ChristianaCare’s Family Medicine Residency Program has an innovative longitudinal curriculum. Our innovations have led to transformation and changes in the content, structure and location of residency training. We are proud to share that we have ACGME Osteopathic Recognition.
Examples of changes to our first-year curriculum:
Sample schedule for Family Medicine
|Traditional obstetrics||Ambulatory reproductive care|
|Inpatient surgery||Outpatient surgery|
|Tertiary ICU||Tertiary ICU + Community ICU|
|1 office session/week||2 average sessions/week|
Some highlights of our program:
Training in high-quality ambulatory care
Residents will focus on ambulatory care learning because family medicine physicians spend the majority of their time in the outpatient setting.
Individualized curriculum and interest tracks
While our primary goal is to train residents in core family medicine, we strongly believe in nurturing the interests of residents. With our longitudinal curriculum, we are able to tailor the curriculum to an individual resident’s needs and interest.
Residents will serve two practices in three locations. One practice offers care to a suburban and urban underserved population. The other practice is a Federally Qualified Health Center.
Details of our curriculum
To create the most positive transition to your residency experience, we devote the first month of internship to family medicine orientation.

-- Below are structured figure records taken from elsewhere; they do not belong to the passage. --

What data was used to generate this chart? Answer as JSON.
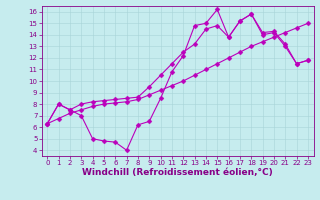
{
  "xlabel": "Windchill (Refroidissement éolien,°C)",
  "xlim": [
    -0.5,
    23.5
  ],
  "ylim": [
    3.5,
    16.5
  ],
  "xticks": [
    0,
    1,
    2,
    3,
    4,
    5,
    6,
    7,
    8,
    9,
    10,
    11,
    12,
    13,
    14,
    15,
    16,
    17,
    18,
    19,
    20,
    21,
    22,
    23
  ],
  "yticks": [
    4,
    5,
    6,
    7,
    8,
    9,
    10,
    11,
    12,
    13,
    14,
    15,
    16
  ],
  "background_color": "#c6ecee",
  "grid_color": "#a8d4d8",
  "line_color": "#bb00bb",
  "line1_x": [
    0,
    1,
    2,
    3,
    4,
    5,
    6,
    7,
    8,
    9,
    10,
    11,
    12,
    13,
    14,
    15,
    16,
    17,
    18,
    19,
    20,
    21,
    22,
    23
  ],
  "line1_y": [
    6.3,
    8.0,
    7.5,
    7.0,
    5.0,
    4.8,
    4.7,
    4.0,
    6.2,
    6.5,
    8.5,
    10.8,
    12.2,
    14.8,
    15.0,
    16.2,
    13.8,
    15.2,
    15.8,
    14.2,
    14.3,
    13.2,
    11.5,
    11.8
  ],
  "line2_x": [
    0,
    1,
    2,
    3,
    4,
    5,
    6,
    7,
    8,
    9,
    10,
    11,
    12,
    13,
    14,
    15,
    16,
    17,
    18,
    19,
    20,
    21,
    22,
    23
  ],
  "line2_y": [
    6.3,
    8.0,
    7.5,
    8.0,
    8.2,
    8.3,
    8.4,
    8.5,
    8.6,
    9.5,
    10.5,
    11.5,
    12.5,
    13.2,
    14.5,
    14.8,
    13.8,
    15.2,
    15.8,
    14.0,
    14.2,
    13.0,
    11.5,
    11.8
  ],
  "line3_x": [
    0,
    1,
    2,
    3,
    4,
    5,
    6,
    7,
    8,
    9,
    10,
    11,
    12,
    13,
    14,
    15,
    16,
    17,
    18,
    19,
    20,
    21,
    22,
    23
  ],
  "line3_y": [
    6.3,
    6.75,
    7.2,
    7.5,
    7.8,
    8.0,
    8.1,
    8.2,
    8.4,
    8.8,
    9.2,
    9.6,
    10.0,
    10.5,
    11.0,
    11.5,
    12.0,
    12.5,
    13.0,
    13.4,
    13.8,
    14.2,
    14.6,
    15.0
  ],
  "marker": "D",
  "markersize": 2.5,
  "linewidth": 0.8,
  "tick_fontsize": 5.0,
  "xlabel_fontsize": 6.5,
  "axis_color": "#880088"
}
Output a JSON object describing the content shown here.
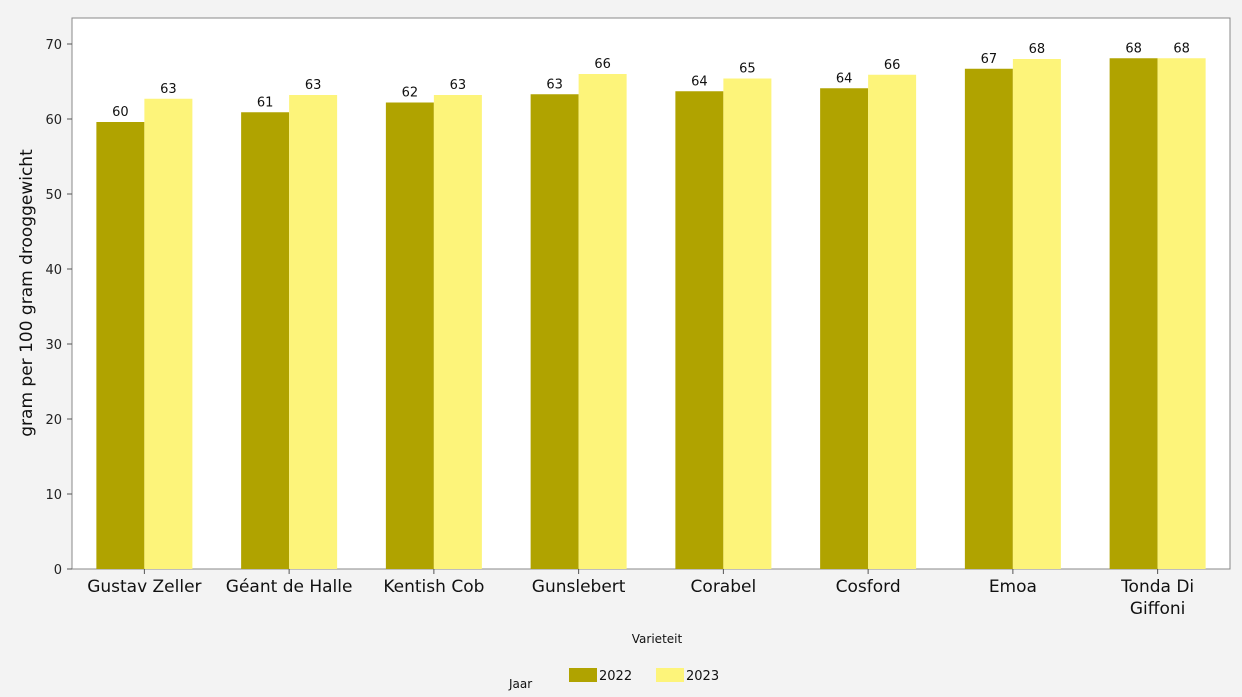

The purpose of this month is to:
- Immerse interns in ambulatory family medicine.
- Allow residents to become thoroughly comfortable with our office, our staff, our faculty and our residents before going to other services and rotations.
- Provide interns with an early sense of belonging to the Family Medicine Department.
The components of this orientation are:
- Shadowing to learn flow.
- Meeting the nurses, front desk staff, preceptors, residents, etc.
- Ambulatory didactics.
- Procedural training.
- Billing and coding.
- EMR training, pearls, practice.
- Chronic disease management.
- Social determinants of health.
- Evidence-based medicine.
- Inpatient orientations.
- “A day in the life of an intern.”
- Interns will have at least seven office-hour sessions in the first month of training
Thursday afternoon conference
Residents attend resident conference every Thursday afternoon, unless on a rotation that provides its own specialized didactics.
Conference consists of a mix of lectures and small-group case-based learning workshops, simulated learning and field trips. Residents give various presentations, including morning report and morbidity and mortality report.
Year 1 Schedule for Family Medicine Residency Program
|Rotation||Number of Weeks|
|Ambulatory Reproductive Health||6|
|Family Medicine Inpatient||12
Broken into two to four week blocks, spread throughout the year, includes 4 weeks of night float.
May not be taken during inpatient rotations.
Program Years 2-3
The second- and third-year curriculum is longitudinal and incorporates core family medicine training with the innovative elements of our transformative approach. Opposed to the traditional one month rotation blocks, our program is arranged such that residents are on one week blocks called mini blocks. These mini blocks repeat through second and third year. This invites flexibility and repetition of learning into our curriculum.
Sample Upper Year Mini Block Schedule
|Sample Mini Block|
|AM||Office Hours||Sports Medicine||Office Hours||Office Hours||ENT|
|PM||Cardiology||Office Hours||Outside Continuity Site (such as a Wellness Center)||Lecture||Office Hours|
- Second-year orientation will be held to transition first-year residents to upper-year status.
- Experience in a broad spectrum of care, including nursing home, geriatric care (ambulatory and home visits), OB clinic, pediatric ER, urgent care, mobile health unit and rural rotations.
- Six to eight weeks of daytime, inpatient coverage and three weeks of night float as part of Wilmington Hospital Inpatient Service (WHIP).
- An opportunity for longitudinal electives, away or local elective rotations.